Penokohan pemuda dan Pak Un, jiwa semangat dan kompak ketika bergotong royong dengan pemuda lain dengan melakukan penarikan dana tiap rumah hanya dengan satu tujuan yaitu agar terwujud suatu pagelaran Agustusan, sedangkan penokohan Pak Un bersikap seorang pemimpin yang berhati laut dengan maksut bahwa seorang pemimpin jangan cepat larut dalam suasana, harus bersikap tenang dalam memecahkan masalah tertentu.
4   Tema
Kehidupan terus melaju bagai roda pedati. Melindas terus tanpa bersisa, hanya meninggalkan jejak-jejak lindasan tersebut dalam kenangan. Kalau terus meratapi nasib, tanpa ada usaha memperbaiki dan mengusahakan nasib itu lebih baik lagi, maka tidak lepas yang pertama-tama akan habis terlindas, oleh kejamnya sisi peradaban,terutama, kehidupan itu kejam bagi orang-orang yang putus asa tanpa usaha.

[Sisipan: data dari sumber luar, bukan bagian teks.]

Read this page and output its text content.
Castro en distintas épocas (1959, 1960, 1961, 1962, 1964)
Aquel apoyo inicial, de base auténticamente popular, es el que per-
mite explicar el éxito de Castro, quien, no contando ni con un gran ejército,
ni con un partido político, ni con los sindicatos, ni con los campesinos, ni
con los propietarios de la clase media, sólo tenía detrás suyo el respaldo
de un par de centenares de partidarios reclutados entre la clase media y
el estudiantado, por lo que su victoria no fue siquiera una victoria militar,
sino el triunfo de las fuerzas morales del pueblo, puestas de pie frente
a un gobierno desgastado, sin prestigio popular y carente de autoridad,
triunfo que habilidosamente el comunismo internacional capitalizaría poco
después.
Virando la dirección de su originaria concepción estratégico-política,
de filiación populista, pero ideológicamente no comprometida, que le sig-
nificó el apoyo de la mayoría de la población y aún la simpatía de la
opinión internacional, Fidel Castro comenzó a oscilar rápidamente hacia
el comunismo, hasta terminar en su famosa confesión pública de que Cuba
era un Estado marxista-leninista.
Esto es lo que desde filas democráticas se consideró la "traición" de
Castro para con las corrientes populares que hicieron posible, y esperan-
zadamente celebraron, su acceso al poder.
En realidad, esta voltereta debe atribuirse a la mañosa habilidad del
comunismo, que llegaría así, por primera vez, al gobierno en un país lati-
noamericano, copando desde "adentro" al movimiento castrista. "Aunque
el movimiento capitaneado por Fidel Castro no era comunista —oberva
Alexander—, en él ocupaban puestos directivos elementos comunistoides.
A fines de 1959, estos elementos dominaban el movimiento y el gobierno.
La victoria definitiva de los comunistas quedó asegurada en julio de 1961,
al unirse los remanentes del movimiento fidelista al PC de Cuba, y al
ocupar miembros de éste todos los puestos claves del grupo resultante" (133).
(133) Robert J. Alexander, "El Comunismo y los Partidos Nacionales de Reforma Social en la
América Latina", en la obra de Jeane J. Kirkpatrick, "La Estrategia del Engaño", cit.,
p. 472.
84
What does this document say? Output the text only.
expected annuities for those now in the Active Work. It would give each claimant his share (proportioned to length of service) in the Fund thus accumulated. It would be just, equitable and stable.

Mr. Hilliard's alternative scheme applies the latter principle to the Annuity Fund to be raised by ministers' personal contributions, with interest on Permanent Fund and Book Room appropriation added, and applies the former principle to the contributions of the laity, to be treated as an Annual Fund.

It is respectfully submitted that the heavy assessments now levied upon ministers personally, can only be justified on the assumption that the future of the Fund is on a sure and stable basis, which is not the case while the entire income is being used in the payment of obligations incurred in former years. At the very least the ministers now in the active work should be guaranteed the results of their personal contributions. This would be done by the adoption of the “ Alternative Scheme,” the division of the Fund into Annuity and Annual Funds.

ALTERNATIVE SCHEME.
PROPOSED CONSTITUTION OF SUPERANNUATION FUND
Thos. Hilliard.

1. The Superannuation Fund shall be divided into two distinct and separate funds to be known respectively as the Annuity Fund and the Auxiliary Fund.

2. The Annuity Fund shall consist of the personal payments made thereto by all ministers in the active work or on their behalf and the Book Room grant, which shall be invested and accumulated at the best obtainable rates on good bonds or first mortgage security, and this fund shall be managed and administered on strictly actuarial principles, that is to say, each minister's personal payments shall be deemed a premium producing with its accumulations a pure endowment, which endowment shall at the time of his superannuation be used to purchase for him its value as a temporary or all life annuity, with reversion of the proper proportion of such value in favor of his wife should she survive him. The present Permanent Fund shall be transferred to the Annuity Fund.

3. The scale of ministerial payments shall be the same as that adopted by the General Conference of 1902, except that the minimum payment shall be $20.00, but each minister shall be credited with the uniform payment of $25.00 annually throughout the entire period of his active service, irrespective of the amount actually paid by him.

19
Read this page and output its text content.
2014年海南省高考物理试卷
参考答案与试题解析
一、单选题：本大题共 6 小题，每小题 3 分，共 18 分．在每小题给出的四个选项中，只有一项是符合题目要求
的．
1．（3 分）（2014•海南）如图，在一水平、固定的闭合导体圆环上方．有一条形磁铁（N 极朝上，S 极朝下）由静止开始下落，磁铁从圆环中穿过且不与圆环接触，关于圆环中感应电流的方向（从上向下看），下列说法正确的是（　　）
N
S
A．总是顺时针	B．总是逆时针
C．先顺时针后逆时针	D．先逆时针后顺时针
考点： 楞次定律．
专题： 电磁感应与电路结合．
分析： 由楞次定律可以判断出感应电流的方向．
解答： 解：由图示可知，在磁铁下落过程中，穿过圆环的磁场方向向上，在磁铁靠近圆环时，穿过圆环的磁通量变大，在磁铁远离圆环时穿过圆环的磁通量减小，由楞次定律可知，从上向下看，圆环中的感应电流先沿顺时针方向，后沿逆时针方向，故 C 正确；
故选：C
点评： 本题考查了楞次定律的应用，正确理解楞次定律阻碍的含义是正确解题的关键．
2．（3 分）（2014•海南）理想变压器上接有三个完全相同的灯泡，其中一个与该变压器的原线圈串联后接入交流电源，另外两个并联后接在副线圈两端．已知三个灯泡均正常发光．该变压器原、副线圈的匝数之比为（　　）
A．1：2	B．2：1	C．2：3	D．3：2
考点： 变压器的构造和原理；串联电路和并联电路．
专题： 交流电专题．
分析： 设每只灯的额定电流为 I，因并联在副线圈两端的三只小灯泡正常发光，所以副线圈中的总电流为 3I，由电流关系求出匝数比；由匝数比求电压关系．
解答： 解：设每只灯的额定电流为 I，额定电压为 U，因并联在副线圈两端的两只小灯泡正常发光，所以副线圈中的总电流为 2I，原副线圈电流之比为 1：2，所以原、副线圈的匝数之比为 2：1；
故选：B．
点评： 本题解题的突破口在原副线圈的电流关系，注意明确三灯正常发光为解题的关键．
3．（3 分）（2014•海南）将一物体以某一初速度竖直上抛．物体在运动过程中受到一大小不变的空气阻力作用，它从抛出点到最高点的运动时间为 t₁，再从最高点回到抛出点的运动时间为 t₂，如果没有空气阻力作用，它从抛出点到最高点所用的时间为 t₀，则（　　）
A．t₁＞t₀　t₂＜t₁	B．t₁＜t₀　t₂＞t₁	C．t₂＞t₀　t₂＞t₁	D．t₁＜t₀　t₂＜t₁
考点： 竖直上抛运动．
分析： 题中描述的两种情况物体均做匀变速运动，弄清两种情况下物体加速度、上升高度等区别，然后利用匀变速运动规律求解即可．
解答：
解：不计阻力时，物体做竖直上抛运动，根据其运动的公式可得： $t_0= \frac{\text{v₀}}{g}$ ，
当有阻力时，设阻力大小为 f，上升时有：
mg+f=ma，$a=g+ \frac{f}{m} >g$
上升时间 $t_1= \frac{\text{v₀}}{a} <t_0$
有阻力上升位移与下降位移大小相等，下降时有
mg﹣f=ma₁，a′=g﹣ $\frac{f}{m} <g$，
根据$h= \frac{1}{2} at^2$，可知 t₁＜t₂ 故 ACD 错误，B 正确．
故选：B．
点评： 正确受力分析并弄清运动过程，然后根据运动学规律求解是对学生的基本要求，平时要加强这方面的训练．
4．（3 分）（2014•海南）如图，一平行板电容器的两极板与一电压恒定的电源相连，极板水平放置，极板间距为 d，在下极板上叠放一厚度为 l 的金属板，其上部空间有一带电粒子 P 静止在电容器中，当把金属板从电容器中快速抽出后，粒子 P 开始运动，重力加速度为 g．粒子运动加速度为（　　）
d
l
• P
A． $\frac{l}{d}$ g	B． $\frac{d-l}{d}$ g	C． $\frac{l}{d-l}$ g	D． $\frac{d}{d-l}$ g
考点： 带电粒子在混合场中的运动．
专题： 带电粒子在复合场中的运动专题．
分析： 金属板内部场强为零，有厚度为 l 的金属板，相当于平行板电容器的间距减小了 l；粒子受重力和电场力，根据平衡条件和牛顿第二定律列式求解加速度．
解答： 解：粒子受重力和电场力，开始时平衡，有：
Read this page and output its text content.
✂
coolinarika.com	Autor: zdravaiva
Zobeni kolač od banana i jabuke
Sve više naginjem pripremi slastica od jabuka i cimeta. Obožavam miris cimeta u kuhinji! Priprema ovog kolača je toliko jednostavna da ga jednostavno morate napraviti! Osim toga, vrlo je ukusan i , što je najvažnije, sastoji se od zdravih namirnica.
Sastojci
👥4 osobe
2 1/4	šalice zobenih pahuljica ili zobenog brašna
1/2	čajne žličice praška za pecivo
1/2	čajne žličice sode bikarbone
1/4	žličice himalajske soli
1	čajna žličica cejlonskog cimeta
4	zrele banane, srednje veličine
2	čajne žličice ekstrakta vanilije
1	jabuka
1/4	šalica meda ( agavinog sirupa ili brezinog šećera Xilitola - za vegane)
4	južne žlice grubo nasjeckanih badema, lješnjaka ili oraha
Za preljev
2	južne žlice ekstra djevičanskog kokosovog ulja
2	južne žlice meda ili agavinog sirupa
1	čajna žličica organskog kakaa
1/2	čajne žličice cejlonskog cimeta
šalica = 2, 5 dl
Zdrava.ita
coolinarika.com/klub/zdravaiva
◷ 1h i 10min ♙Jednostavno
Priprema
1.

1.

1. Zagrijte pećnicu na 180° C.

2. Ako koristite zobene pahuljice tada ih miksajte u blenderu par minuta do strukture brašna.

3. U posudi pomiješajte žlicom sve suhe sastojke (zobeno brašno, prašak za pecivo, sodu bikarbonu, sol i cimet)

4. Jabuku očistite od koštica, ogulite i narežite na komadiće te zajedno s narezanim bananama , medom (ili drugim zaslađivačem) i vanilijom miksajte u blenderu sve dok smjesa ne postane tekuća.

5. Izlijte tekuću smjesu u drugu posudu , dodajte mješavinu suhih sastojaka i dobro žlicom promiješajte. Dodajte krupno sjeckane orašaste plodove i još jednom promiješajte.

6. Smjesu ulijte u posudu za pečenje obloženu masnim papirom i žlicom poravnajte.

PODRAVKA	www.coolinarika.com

Sikap usaha keras juga terdapat dalam Cerpen “Mito si Pelawak” dilakukan oleh warga ketika berusaha untuk mewujudkan suatu pagelaran Agustusan. Seperti pada kutipan kalimat sebagai berikut :
…Tapi para pemuda tak pernah berhenti berusaha. Menjelang bulan Agustus mereka selalu berkeliling dari rumah ke rumah untuk memungut iuran perayaan. Hasilnya: uang tak pernah terkumpul dengan cukup…
Pengarang juga ingin menyampaikan kepada pembaca bahwa “jangan pernah merendahkan kemampuan orang lain”. Setiap orang mempunyai keistimewaan masing-masing, begitu juga kelemahannya. Begitu juga warga yang merendahkan kemampuan Mito, tentang kemampuannya untuk melawak, karena setia hari guyonannya garing tanpa ada yang lucu .
Pokok soal cerita “Mito si Pelawak” adalah suatu keinginan Mito untuk menampilkan sebuah lawakan ketika acara malam Agustusan, akan tetapi keinginan itu terhambat ketika dalam suatu pagelaran pasti membutuhkan dana yang cukup besar, dan juga semua orang meragukan kemampuan dalam melawak, karena dalam kesehariannya ia tidak bisa melucu.
Tampaknya pengarang juga ingin menyampaikan agar para pembaca meniru sosok Mito yang bersikap pantang menyerah, suatu ketika Mito direndahkan oleh orang lain, bukan sikap pesimis yang ditampilkan melainkan sikap optimis untuk menunjukan bahwa Aku ! tidak serendah yang mereka fikirkan. Orang hanya bisa menertawakan, merendahkan bahkan menghina, seperti kata orang jawa Keplok ora tombok (tepuk tangan tidak modal) hal tersebut yang sering dilakukan para tetangga dan orang sekitar ketika posisi kita terpuruk sehingga diremehkan.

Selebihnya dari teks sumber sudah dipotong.